Torsten’s quarters in the castle were far from opulent, but Rand’s home could fit in one corner of it. A candle flickered on a table cramped against a mattress stuffed with hay. The whole of it was nearly a thick pool of wax, cooling quickly as a cold draft poured in from a frost-coated, cracked, glass window.
“Rand,” Torsten said softly from the entrance. “It’s good to see you again.”
“Torsten?” The young man broke from his daze. “Torsten!” He jumped up from his chair, then toppled backward, knocking it over. He burped as bent to pick it up. “Forgive me,” he said, speech slurred. “I wasn’t expecting such a noble guest.”
“I’m far from noble.”
“Nonsense! You’re the Wearer of White again.” He extended his arms wide and banged his knee on the table, then stumbled a few more paces and placed his hand on Torsten’s shoulder for balance. His breath reeked of ale. The stuff in Dockside was so strong it masked the ocean stench. Torsten remembered stealing a sip when he was a child and nearly vomiting. Even before he took the Shield vow, he never touched it again.

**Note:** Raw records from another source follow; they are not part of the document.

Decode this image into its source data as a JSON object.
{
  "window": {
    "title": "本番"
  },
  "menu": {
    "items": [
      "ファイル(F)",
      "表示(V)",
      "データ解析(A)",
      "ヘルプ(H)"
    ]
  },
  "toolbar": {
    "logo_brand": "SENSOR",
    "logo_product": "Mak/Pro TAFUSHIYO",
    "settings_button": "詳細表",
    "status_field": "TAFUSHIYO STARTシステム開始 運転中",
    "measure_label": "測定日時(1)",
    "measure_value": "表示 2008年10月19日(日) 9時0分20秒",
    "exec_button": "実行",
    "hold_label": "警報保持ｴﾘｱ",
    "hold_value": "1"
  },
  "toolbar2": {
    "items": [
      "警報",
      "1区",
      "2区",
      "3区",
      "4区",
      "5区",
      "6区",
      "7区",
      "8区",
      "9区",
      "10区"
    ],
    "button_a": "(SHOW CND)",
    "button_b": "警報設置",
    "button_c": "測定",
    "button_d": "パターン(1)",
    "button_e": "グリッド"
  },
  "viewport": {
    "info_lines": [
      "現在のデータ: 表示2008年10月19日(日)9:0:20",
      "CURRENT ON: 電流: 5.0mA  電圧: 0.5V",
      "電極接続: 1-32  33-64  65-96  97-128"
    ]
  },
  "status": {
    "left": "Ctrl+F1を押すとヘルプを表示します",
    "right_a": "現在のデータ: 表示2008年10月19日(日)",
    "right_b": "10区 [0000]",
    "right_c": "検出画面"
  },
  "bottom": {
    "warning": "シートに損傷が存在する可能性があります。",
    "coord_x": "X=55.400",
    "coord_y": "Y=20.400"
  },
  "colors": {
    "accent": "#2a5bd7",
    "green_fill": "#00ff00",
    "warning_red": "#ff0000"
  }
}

“Come, let’s sit,” Torsten said. “I hav
e an important matter to discuss with you.” Torsten wrapped him and guided him back to his seat. It was only in the candlelight he noticed a few stale shreds of bread, thick with mold, in the basket near the window.
Rand plopped down. His eyes lit up at the sight of his ale as if only just realizing it was there. He pawed at it a few times before gaining purchase and raising it to his lips. He took a long sip, then stopped, peering at Torsten over the rim.
“Will you have a drink with me, sir?” he asked. “I think I have another mug around here some…” His words trailed off as he reached out and rifled through an open cabinet.
“That’s okay, I’m here on behalf of the Crown.” It wasn’t strictly forbidden by the King’s Shield for a man to drink, assuming it didn’t grow into a vice. So long as they remained true to Iam and the Glass, and put duty above all things, even themselves, their oath was upheld.
“Oh.” Rand burped. He clanged his mug down hard on the table, spilling some all over his hand. He slurped it up and reached for his basket of bread with his dry hand.
“Bread?” he asked, tearing a piece off the stale loaf with his teeth. A small puff of mold rose, but Rand didn’t seem to notice.
Torsten shook his head. He considered sitting across from him, but the rickety wooden chair looked like it’d crumble beneath the weight of him.
“I’d like you to consider returning to your post,” Torsten said. “The King’s Shield needs its best men for the days ahead.”
Rand laughed. “Then it doesn’t need me.”
“No, you’re exactly who we need. It was Liam who decided our order needn’t have armigers of noble knights and gentlemen, but the best men the Glass Kingdom had to offer. The most loyal. This is no place for a man of your quality to live.”
“Why not? I like it.” He laughed again and took another swig. “The best part of living above a tavern.” He raised the mug.